Plutôt qu’un documentaire ou une fiction, Mangosteen peut se décrire comme un essai humoristique sur la narration (cinématographique) qui tenterait de cartographier le champ des possibles. Son décor, une usine thaïlandaise où des mangoustans sont pressés et leur jus mis en bouteille, sert de point de départ et de référence, dont le film décolle de différentes façons. Tulapop Saenjaroen en exploite toutes les possibilités plastiques : la forme charnue des fruits noirs à l’extérieur, blancs à l’intérieur, les mouvements des machines, les étranges tenues des employés – en le passant au filtre d’une caméra Hi8 qui rend le tout un peu dégoulinant. Le ton est donné par la voix du narrateur, qui se présente comme « le narrateur », ouvrant une première brèche dans la fiction – une référence à Borges suivra. Lorsque le placide Earth formule soudain le projet de décapiter sa sœur, et qu’elle-même se met ensuite à parler allemand, il devient clair que quelque chose déraille dans le logiciel qui a donné naissance à ces personnages, comme dans la machine à boucher les bouteilles de jus de mangoustan. Ou que la fiction a une vie propre, qui échappe à son créateur. Le récit se met à déborder de toutes parts, par l’image et le son, prenant la forme d’un collage où interviennent mangoustans modélisés en 3D et photos de pattes de chats en pagaille.

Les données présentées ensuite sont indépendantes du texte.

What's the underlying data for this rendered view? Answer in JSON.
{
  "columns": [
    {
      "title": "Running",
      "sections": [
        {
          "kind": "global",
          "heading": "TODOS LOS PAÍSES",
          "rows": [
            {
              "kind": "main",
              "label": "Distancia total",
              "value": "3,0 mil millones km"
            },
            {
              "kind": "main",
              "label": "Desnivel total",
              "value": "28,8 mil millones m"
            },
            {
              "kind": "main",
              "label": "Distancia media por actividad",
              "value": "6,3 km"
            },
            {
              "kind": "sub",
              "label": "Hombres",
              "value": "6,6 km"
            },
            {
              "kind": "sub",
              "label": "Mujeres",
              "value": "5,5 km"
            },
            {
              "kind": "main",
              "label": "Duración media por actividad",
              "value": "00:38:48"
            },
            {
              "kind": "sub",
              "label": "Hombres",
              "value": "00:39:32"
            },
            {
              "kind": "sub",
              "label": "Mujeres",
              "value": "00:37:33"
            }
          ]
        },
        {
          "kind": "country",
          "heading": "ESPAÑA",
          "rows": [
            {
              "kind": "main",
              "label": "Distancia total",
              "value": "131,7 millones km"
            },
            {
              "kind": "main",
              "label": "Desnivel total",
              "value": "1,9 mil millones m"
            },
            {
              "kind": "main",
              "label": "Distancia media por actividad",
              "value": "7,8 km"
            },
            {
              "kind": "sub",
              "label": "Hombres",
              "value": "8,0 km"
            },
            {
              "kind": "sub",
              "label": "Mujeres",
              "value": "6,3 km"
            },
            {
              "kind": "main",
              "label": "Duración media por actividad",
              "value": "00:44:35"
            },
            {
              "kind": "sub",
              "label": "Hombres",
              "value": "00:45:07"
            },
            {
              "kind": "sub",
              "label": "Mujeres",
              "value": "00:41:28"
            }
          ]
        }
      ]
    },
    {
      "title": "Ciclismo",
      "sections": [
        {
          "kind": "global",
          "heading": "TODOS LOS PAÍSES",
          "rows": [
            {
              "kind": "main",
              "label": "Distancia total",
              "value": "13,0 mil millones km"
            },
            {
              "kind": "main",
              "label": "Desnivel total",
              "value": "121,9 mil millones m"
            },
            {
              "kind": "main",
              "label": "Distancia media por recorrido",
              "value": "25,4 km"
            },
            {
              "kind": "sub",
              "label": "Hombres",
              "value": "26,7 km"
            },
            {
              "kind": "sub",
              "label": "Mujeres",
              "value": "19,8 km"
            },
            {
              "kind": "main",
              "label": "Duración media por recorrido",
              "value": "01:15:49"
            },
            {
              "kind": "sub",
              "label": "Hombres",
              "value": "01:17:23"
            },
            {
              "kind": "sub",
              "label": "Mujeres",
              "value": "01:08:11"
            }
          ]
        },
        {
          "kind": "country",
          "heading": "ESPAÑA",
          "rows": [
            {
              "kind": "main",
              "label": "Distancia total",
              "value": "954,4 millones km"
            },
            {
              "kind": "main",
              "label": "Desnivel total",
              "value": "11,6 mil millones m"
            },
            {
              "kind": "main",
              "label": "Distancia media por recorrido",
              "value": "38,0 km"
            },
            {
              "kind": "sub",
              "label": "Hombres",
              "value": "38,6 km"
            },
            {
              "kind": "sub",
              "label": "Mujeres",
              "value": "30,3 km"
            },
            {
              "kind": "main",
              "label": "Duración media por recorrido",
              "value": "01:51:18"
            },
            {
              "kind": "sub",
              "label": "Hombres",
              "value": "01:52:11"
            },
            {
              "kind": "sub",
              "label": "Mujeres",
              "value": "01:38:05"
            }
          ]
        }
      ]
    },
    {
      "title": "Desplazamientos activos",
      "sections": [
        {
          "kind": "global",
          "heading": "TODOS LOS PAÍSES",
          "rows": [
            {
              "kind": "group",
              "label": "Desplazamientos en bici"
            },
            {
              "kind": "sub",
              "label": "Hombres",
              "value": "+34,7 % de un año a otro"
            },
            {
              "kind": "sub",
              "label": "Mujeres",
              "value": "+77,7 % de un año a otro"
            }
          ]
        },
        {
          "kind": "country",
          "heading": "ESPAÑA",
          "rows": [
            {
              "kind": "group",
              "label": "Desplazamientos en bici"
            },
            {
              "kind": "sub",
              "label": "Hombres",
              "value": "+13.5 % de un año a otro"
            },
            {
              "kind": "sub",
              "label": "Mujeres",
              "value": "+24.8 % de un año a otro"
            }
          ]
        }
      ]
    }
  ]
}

Pris dans cet univers apparemment libre, les personnages s’interrogent pourtant sur leurs contraintes : pourquoi parlent-ils encore un langage humain et comment « s’atomiser en une multitude de choses » ? À travers un film en forme de terrain d’expérimentation, peut-être pouvons-nous imaginer de nouvelles façons d’être au monde.
Olivia Cooper-Hadjian
Lire aussi l’entretien avec Tulapop Saenjaroen.
UN CŒUR PERDU ET AUTRES RÊVES DE BEYROUTH
de Abdul-Malak Maya
00h36min, France, Liban, 2023, Langue : arabe
Des garçons plongent, des chats gémissent, une vieille dame fume, des jeunes gens dansent, un gardien des morts soupire. Ils sont le peuple d’une ville fantôme : Beyrouth, qui n’existe plus qu’en rêve.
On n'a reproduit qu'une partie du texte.